This game is the equivalent of a rated R marvel movie and it sucks ass
Dude what if we took OoT, a game beloved by every age demographic and made it for only edgy 13 year olds with zero nuance?
Dude what if we made all the characters ugly as shit, so gritty!
Dude what if we made link a wolf? That way he has even less tools/moves at his disposal, we can spend less time designing the game!
Dude what if instead of adding new, interesting items we just made 1.1 versions of the items? So the hookshot can be used TWICE dude!
Dude what if we took OoT's time travel mechanic and alttp's dark world, and just... Ignore it whooaaah! So like instead of spending time doing anything we'll change the piss filter to a darker, more dehydrated piss and make you play as the wolf!
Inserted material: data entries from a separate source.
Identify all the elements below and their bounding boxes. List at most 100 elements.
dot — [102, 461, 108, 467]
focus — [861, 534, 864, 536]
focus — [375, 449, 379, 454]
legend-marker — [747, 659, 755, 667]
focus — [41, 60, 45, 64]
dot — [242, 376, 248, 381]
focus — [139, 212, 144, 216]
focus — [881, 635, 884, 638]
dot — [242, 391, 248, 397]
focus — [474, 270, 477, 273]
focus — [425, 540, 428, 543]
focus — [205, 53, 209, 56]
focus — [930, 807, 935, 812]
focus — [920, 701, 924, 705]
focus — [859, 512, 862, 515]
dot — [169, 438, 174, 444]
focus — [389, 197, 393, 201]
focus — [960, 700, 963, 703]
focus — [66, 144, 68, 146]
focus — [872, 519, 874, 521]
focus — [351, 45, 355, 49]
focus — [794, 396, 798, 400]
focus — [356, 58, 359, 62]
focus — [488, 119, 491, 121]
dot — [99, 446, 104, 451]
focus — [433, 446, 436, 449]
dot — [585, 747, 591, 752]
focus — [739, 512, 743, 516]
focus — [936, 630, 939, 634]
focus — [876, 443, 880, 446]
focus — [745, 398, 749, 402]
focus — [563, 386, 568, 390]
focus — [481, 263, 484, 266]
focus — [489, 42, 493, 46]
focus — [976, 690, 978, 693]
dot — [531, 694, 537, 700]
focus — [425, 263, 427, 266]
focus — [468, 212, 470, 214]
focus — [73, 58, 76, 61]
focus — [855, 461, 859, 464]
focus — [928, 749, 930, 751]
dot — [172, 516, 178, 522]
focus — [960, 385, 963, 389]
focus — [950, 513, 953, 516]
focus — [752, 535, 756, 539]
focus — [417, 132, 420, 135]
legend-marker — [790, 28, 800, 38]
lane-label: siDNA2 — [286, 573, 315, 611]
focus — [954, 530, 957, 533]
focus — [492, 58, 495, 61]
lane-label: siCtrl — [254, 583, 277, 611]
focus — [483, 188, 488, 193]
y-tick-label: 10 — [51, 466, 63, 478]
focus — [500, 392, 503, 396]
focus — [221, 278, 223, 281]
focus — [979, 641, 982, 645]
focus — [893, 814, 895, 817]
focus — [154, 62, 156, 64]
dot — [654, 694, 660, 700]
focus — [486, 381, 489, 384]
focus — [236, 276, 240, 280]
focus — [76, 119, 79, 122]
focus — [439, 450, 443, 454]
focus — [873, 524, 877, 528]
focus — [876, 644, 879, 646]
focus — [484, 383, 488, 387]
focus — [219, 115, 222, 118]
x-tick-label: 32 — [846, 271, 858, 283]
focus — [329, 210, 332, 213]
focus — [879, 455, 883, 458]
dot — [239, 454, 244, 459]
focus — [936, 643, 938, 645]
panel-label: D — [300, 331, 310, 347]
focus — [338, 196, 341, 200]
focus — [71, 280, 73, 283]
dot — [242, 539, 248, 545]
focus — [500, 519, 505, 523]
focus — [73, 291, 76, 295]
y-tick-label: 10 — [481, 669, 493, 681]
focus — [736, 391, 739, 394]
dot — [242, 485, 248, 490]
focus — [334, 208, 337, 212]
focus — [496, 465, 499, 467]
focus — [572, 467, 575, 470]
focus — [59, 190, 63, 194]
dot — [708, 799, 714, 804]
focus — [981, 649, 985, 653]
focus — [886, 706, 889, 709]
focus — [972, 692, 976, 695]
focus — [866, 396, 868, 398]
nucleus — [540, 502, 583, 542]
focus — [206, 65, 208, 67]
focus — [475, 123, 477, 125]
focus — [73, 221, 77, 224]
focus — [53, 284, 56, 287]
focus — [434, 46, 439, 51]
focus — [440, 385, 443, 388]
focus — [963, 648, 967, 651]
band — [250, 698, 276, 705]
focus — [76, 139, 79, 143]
Dude what if we conclude the game with some of the laziest, most braindead dungeons in the entire game? We can just make the Twilight and Hyrule Castle loooook cool for the first 10 seconds of their existence, that way we can just bullshit the areas while the player is still tricked into thinking they're good areas! It's not like they're going to realize that the Twilight actually sucks ass and uses a one room gimmick for like 10 rooms right? Or that Hyrule Castle has... ummm... I think a switch you step on to raise a thing? and uhh... something else I think...
Midna is the only good thing in this entire video game. If your review of this video game is anything but "yea the game sucks but midna hot doe" you are worse than a retard, you are a midwit. Twilight Princess is the ultimate midwit zelda, maybe even midwit game in general. It's a truly superficial experience.